El Rojo y su nuevo comienzo
El Club Atlético Independiente hizo su debut con un nuevo técnico, Jádson Viera, en un partido que se presentó muy reñido ante el Independiente Rivadavia de Mendoza. A pesar de las expectativas de triunfo en el estadio Libertadores de América, el encuentro culminó en un 0-0, dejando sabor a poco para los hinchas que esperaban un desahogo tras un periodo complicado en la temporada.
Un juego de pocas oportunidades
Ambos equipos mostraron una solidez defensiva que dificultó las oportunidades de gol hasta el final del primer tiempo. La primera parte estuvo marcada por varios intentos fallidos, destacándose la oportunidad de Lautaro Millán, cuyo tiro se fue desviado. En la segunda mitad, las cosas no mejoraron mucho, con Iván Marcone y Gabriel Ávalos también lamentándose por disparos que no encontraron el arco rival.
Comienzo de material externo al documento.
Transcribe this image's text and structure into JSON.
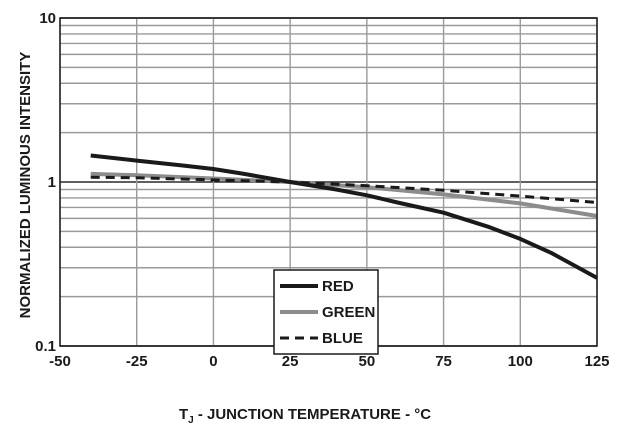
{
  "chart_data": {
    "type": "line",
    "xlabel": "TJ - JUNCTION TEMPERATURE - °C",
    "xlabel_parts": {
      "t": "T",
      "sub": "J",
      "rest": " - JUNCTION TEMPERATURE - °C"
    },
    "ylabel": "NORMALIZED LUMINOUS INTENSITY",
    "xlim": [
      -50,
      125
    ],
    "ylim": [
      0.1,
      10
    ],
    "yscale": "log",
    "grid": true,
    "legend_position": "bottom-center",
    "x_ticks": [
      -50,
      -25,
      0,
      25,
      50,
      75,
      100,
      125
    ],
    "x_tick_labels": [
      "-50",
      "-25",
      "0",
      "25",
      "50",
      "75",
      "100",
      "125"
    ],
    "y_ticks": [
      0.1,
      1,
      10
    ],
    "y_tick_labels": [
      "0.1",
      "1",
      "10"
    ],
    "series": [
      {
        "name": "RED",
        "color": "#1a1a1a",
        "style": "solid",
        "x": [
          -40,
          -25,
          -10,
          0,
          10,
          25,
          40,
          50,
          60,
          75,
          90,
          100,
          110,
          125
        ],
        "y": [
          1.45,
          1.35,
          1.26,
          1.2,
          1.12,
          1.0,
          0.9,
          0.83,
          0.75,
          0.65,
          0.53,
          0.45,
          0.37,
          0.26
        ]
      },
      {
        "name": "GREEN",
        "color": "#8c8c8c",
        "style": "solid",
        "x": [
          -40,
          -25,
          0,
          25,
          50,
          75,
          100,
          125
        ],
        "y": [
          1.12,
          1.1,
          1.05,
          1.0,
          0.93,
          0.84,
          0.74,
          0.62
        ]
      },
      {
        "name": "BLUE",
        "color": "#1a1a1a",
        "style": "dashed",
        "x": [
          -40,
          -25,
          0,
          25,
          50,
          75,
          100,
          125
        ],
        "y": [
          1.07,
          1.06,
          1.03,
          1.0,
          0.95,
          0.89,
          0.82,
          0.75
        ]
      }
    ]
  }
}
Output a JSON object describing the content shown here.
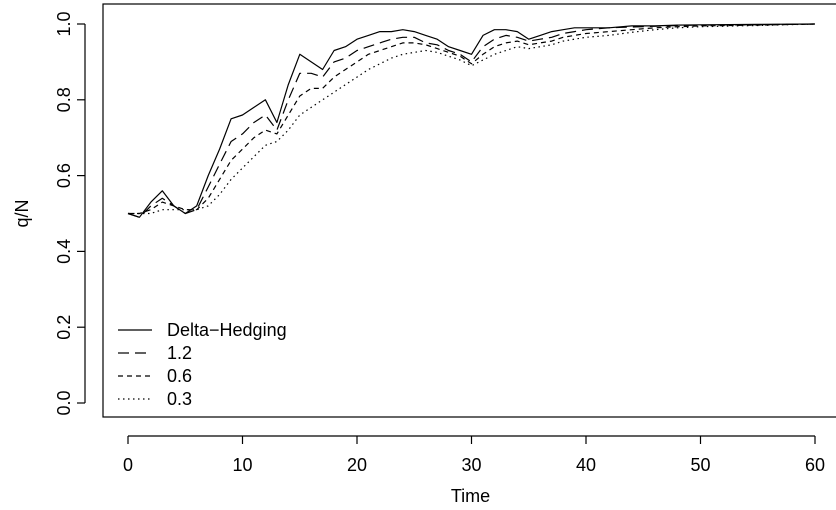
{
  "chart_data": {
    "type": "line",
    "title": "",
    "xlabel": "Time",
    "ylabel": "q/N",
    "xlim": [
      0,
      60
    ],
    "ylim": [
      0,
      1
    ],
    "x_ticks": [
      0,
      10,
      20,
      30,
      40,
      50,
      60
    ],
    "y_ticks": [
      0.0,
      0.2,
      0.4,
      0.6,
      0.8,
      1.0
    ],
    "x_tick_labels": [
      "0",
      "10",
      "20",
      "30",
      "40",
      "50",
      "60"
    ],
    "y_tick_labels": [
      "0.0",
      "0.2",
      "0.4",
      "0.6",
      "0.8",
      "1.0"
    ],
    "grid": false,
    "legend_position": "bottom-left",
    "series": [
      {
        "name": "Delta−Hedging",
        "dash": "solid",
        "x": [
          0,
          1,
          2,
          3,
          4,
          5,
          6,
          7,
          8,
          9,
          10,
          11,
          12,
          13,
          14,
          15,
          16,
          17,
          18,
          19,
          20,
          21,
          22,
          23,
          24,
          25,
          26,
          27,
          28,
          29,
          30,
          31,
          32,
          33,
          34,
          35,
          36,
          37,
          38,
          39,
          40,
          42,
          44,
          46,
          48,
          50,
          55,
          60
        ],
        "y": [
          0.5,
          0.49,
          0.53,
          0.56,
          0.52,
          0.5,
          0.52,
          0.6,
          0.67,
          0.75,
          0.76,
          0.78,
          0.8,
          0.74,
          0.84,
          0.92,
          0.9,
          0.88,
          0.93,
          0.94,
          0.96,
          0.97,
          0.98,
          0.98,
          0.985,
          0.98,
          0.97,
          0.96,
          0.94,
          0.93,
          0.92,
          0.97,
          0.985,
          0.985,
          0.98,
          0.96,
          0.97,
          0.98,
          0.985,
          0.99,
          0.99,
          0.99,
          0.995,
          0.995,
          0.997,
          0.998,
          0.999,
          1.0
        ]
      },
      {
        "name": "1.2",
        "dash": "long-dash",
        "x": [
          0,
          1,
          2,
          3,
          4,
          5,
          6,
          7,
          8,
          9,
          10,
          11,
          12,
          13,
          14,
          15,
          16,
          17,
          18,
          19,
          20,
          21,
          22,
          23,
          24,
          25,
          26,
          27,
          28,
          29,
          30,
          31,
          32,
          33,
          34,
          35,
          36,
          37,
          38,
          39,
          40,
          42,
          44,
          46,
          48,
          50,
          55,
          60
        ],
        "y": [
          0.5,
          0.49,
          0.52,
          0.54,
          0.52,
          0.5,
          0.51,
          0.57,
          0.63,
          0.69,
          0.71,
          0.74,
          0.76,
          0.72,
          0.8,
          0.87,
          0.87,
          0.86,
          0.9,
          0.91,
          0.93,
          0.94,
          0.95,
          0.96,
          0.965,
          0.965,
          0.95,
          0.945,
          0.93,
          0.92,
          0.9,
          0.94,
          0.96,
          0.97,
          0.965,
          0.955,
          0.96,
          0.965,
          0.975,
          0.98,
          0.985,
          0.99,
          0.992,
          0.994,
          0.996,
          0.997,
          0.998,
          1.0
        ]
      },
      {
        "name": "0.6",
        "dash": "short-dash",
        "x": [
          0,
          1,
          2,
          3,
          4,
          5,
          6,
          7,
          8,
          9,
          10,
          11,
          12,
          13,
          14,
          15,
          16,
          17,
          18,
          19,
          20,
          21,
          22,
          23,
          24,
          25,
          26,
          27,
          28,
          29,
          30,
          31,
          32,
          33,
          34,
          35,
          36,
          37,
          38,
          39,
          40,
          42,
          44,
          46,
          48,
          50,
          55,
          60
        ],
        "y": [
          0.5,
          0.5,
          0.51,
          0.53,
          0.52,
          0.51,
          0.51,
          0.54,
          0.59,
          0.64,
          0.67,
          0.7,
          0.72,
          0.71,
          0.76,
          0.81,
          0.83,
          0.83,
          0.86,
          0.88,
          0.9,
          0.92,
          0.93,
          0.94,
          0.95,
          0.95,
          0.945,
          0.935,
          0.925,
          0.915,
          0.895,
          0.92,
          0.94,
          0.95,
          0.955,
          0.945,
          0.95,
          0.955,
          0.965,
          0.97,
          0.975,
          0.98,
          0.985,
          0.99,
          0.993,
          0.995,
          0.997,
          1.0
        ]
      },
      {
        "name": "0.3",
        "dash": "dotted",
        "x": [
          0,
          1,
          2,
          3,
          4,
          5,
          6,
          7,
          8,
          9,
          10,
          11,
          12,
          13,
          14,
          15,
          16,
          17,
          18,
          19,
          20,
          21,
          22,
          23,
          24,
          25,
          26,
          27,
          28,
          29,
          30,
          31,
          32,
          33,
          34,
          35,
          36,
          37,
          38,
          39,
          40,
          42,
          44,
          46,
          48,
          50,
          55,
          60
        ],
        "y": [
          0.5,
          0.5,
          0.5,
          0.51,
          0.51,
          0.51,
          0.51,
          0.52,
          0.55,
          0.59,
          0.62,
          0.65,
          0.68,
          0.69,
          0.72,
          0.76,
          0.78,
          0.8,
          0.82,
          0.84,
          0.86,
          0.88,
          0.895,
          0.91,
          0.92,
          0.925,
          0.93,
          0.925,
          0.915,
          0.905,
          0.89,
          0.905,
          0.92,
          0.93,
          0.94,
          0.935,
          0.94,
          0.945,
          0.955,
          0.96,
          0.965,
          0.97,
          0.978,
          0.985,
          0.99,
          0.993,
          0.996,
          1.0
        ]
      }
    ]
  }
}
La paridad en el desempeño fue evidente, con pocas jugadas concretas que inquietaran a los arqueros.
Cambios que no lograron cambiar el rumbo
El coach Viera hizo ajustes en el segundo tiempo, incorporando a Maximiliano Meza y a Leonardo Godoy, con la esperanza de encontrar el gol que les diera la ventaja. Sin embargo, el equipo mendocino mantuvo su fuerte estructura defensiva, logrando neutralizar cualquier embestida del Rojo. A medida que el tiempo avanzaba, las transiciones se hicieron más rápidas, pero la escuadra de Mendoza siempre logró recuperar el control antes de ser sorprendida. La afición se tuvo que conformar con un empate que deja aún muchas incógnitas por resolver en esta nueva etapa para Independiente.